「んん………」

 なんだかいい夢を見ていた気がする。

 何か温かいものに包まれながら甘い香りを感じて、まるで春の陽光がめいいっぱいに注ぐお花畑で寝ころんでいたようなそんな極上の感覚。

「あ、起きた?」

 それと、好きな人の声。

「んぁ……」

 私は鈍痛のする頭のまま寝ぼけ眼でその声の方を見ると

「せつな……さん……?」

「おはよう、渚」

 目の前、体温を感じられる距離に横になったせつなさんがいて優しく微笑みかけてくれた。

「おはよう、ございます……」

 まだ働いてくれない頭が私の反応を鈍らせる。

(あれ? 今どうなってる、の?)

 確か私せつなさんのベッドで寝てて……それから?

「っ!!?」

 いつのまにか掛布団がかかっててその中にせつなさんと二人でいる今を理解した私は驚きに目を見開いた。

「な、なな…っ」

 けれど、言葉が出てこなくて顔を赤くしたまま唇をわななかせるのみ。

「お風呂から出たら渚が寝てたの。起こしてもよかったんだけど、気持ちよさそうに寝てたからね」

「そ、それはありがとう、ございます……」

 それはいい。今日は移動とかで疲れてたのは事実だし、そこは気を使ってくれたことに感謝をするわ。

 けど

「な、なんでせつなさんまで一緒のベッドに寝てるんですか」

 こっちはそうですかで済ませられることじゃない。

「私のベッドに私が寝てるのが何か問題?」

「っ」

 そ、そう言われると……

「い、いえ、で、でも……」

「それとも、渚は私と同じベッドに寝るのが嫌っていうことかしら?」

「そ、そういう意味ではありません!」

 それとこれとは問題が別。一緒がどうとかじゃなくて、無断でというか、了承もなしにというか……

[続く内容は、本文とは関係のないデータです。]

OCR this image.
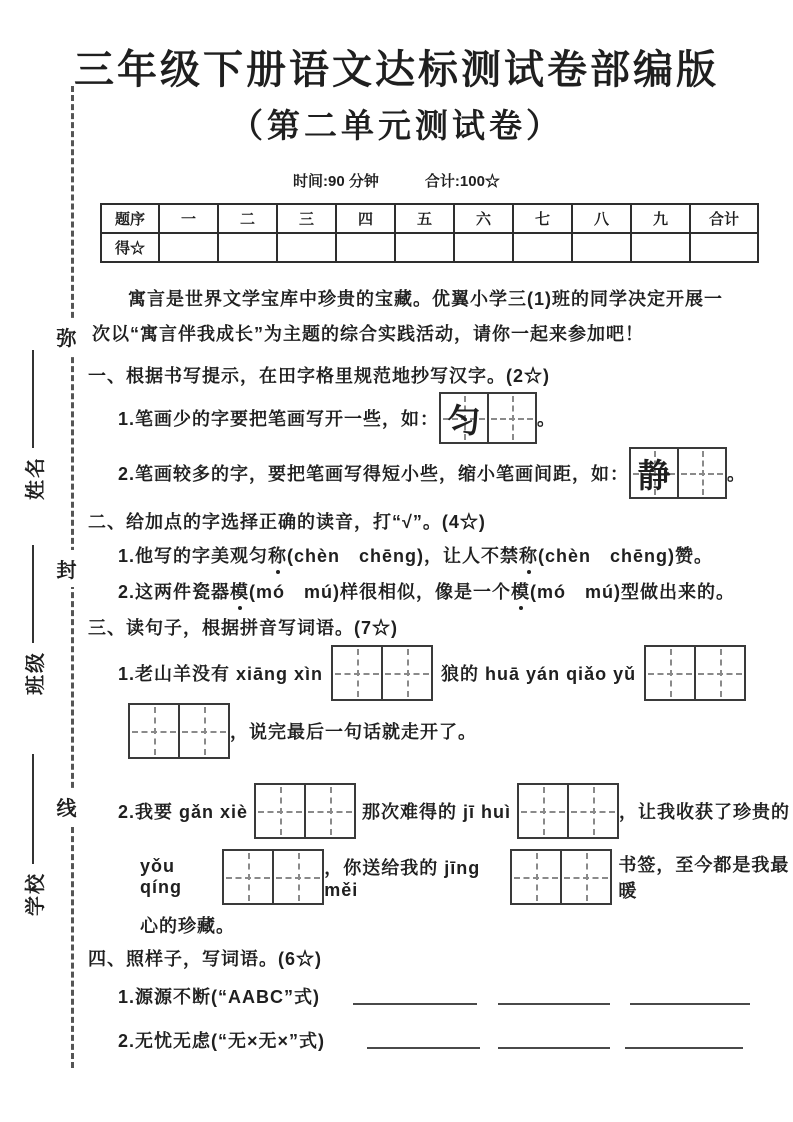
弥
封
线
姓名
班级
学校
三年级下册语文达标测试卷部编版
（第二单元测试卷）
时间:90 分钟	合计:100☆
题序	一	二	三	四	五	六	七	八	九	合计
得☆										
寓言是世界文学宝库中珍贵的宝藏。优翼小学三(1)班的同学决定开展一次以“寓言伴我成长”为主题的综合实践活动，请你一起来参加吧！
一、根据书写提示，在田字格里规范地抄写汉字。(2☆)
1.笔画少的字要把笔画写开一些，如： 匀	。
2.笔画较多的字，要把笔画写得短小些，缩小笔画间距，如： 静	。
二、给加点的字选择正确的读音，打“√”。(4☆)
1.他写的字美观匀称(chèn　chēng)，让人不禁称(chèn　chēng)赞。
2.这两件瓷器模(mó　mú)样很相似，像是一个模(mó　mú)型做出来的。
三、读句子，根据拼音写词语。(7☆)
1.老山羊没有 xiāng xìn	狼的 huā yán qiǎo yǔ
，说完最后一句话就走开了。
2.我要 gǎn xiè	那次难得的 jī huì	，让我收获了珍贵的
yǒu qíng
，你送给我的 jīng měi
书签，至今都是我最暖
心的珍藏。
四、照样子，写词语。(6☆)
1.源源不断(“AABC”式)
2.无忧无虑(“无×无×”式)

 理由を探すけどもともとせつなさんには非がないから結局何も出てこない。

「ふふ」

 私がよくわからない恥ずかしさでいっぱいいいっぱいになっているとせつなさんは楽しそうに笑った。

 私が好きだけど、嫌いな顔。

「な、何笑っているんですか」

「渚が必死に否定してくれるのが嬉しかっただけよ」

「っ〜」

 ほら、私のことを子供だってばかにして。

 だから私は言葉を失くして

「し、知りません。私もお風呂入らせてもらいます!」

 と、時間稼ぎにしかならない場所に逃げこむしかなかった。

 

 

 渚は本当に可愛い。

 久しぶりに渚に会ったけど、一日一緒にいて改めて思った。

 顔を合わせた時の嬉しそうな表情も。ちょっとしたことでも嫉妬するやきもちやきなところも。一緒にお風呂入るって聞いたときの慌てっぷりも。ベッドで子猫のようにうずくまる様子も。

 それに。

「なっ、ふ、布団がないってどういうことですか」

 とってもからかいがいがあるところも。

「そのままの意味だけど?」

 お風呂から上がってきた渚をベッドに上げて髪を梳かしてあげながら、その旨を伝えると渚はお風呂のせいじゃなくて顔を赤くする。

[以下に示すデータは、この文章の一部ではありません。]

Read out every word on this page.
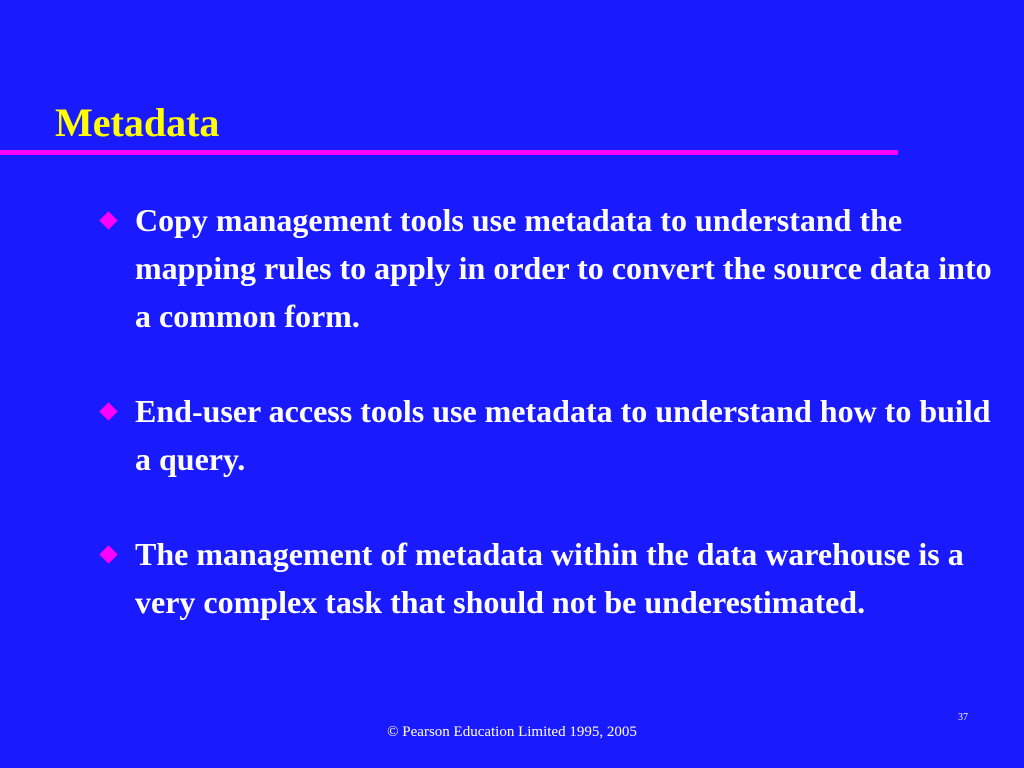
Metadata
Copy management tools use metadata to understand the mapping rules to apply in order to convert the source data into a common form.
End-user access tools use metadata to understand how to build a query.
The management of metadata within the data warehouse is a very complex task that should not be underestimated.
37
© Pearson Education Limited 1995, 2005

「わ、私が泊まりに来るのは決まっていたんですから用意しておくものなんじゃないんですか」

 それはもっともなことね。愛しい愛しい渚のためにそのくらいの準備はしておくのはおかしくはないこと。

 けれど。

「渚が来たら一緒のベッドでいいかと思って」

「っ!」

 あ、また照れてる。頬を染めて、恥ずかしさと嬉しさを混ぜた私の好きな渚の表情。

 このまま押しても渚は了承してくれるでしょうけど、せっかくだからもう少しからかってみようかしら。

「あーあ。渚が嫌なら私が床で寝るわ。毛布はあるし」

 私はあからさまに残念そうな声を出してベッドから降りた。もちろん、背中越しに渚がどんな反応をするのか楽しみに待ちながら。

「ま、待ってください。そ、それなら私が床で寝ます」

 それはなかなかの答えね。でも、

「それは駄目よ」

「なぜですか」

「渚は私の一番大切な相手なのよ。そんな相手がはるばる訪ねてきてくれたのに床で寝ろなんて私に言わせるの?」

「そ、それなら私だって同じです。せつなさんに床で寝ろだなんて………」

 渚は申しわけなさそうにうつむいている。

 それはただ済まないっていうだけじゃないでしょう?

「こ、今度来るときには用意しておいてくださいよ」

「今度、ね。じゃあ、明日も一緒に寝てくれるっていうことでいいのかしら?」

「っ」

 やっぱりそこまで気が回ってなかったみたいね。

(ほんと渚ってば可愛いわ)

 そう思いながら私は恥ずかしさに頬を染めて、コクンと頷く渚を愛しく思うのだった。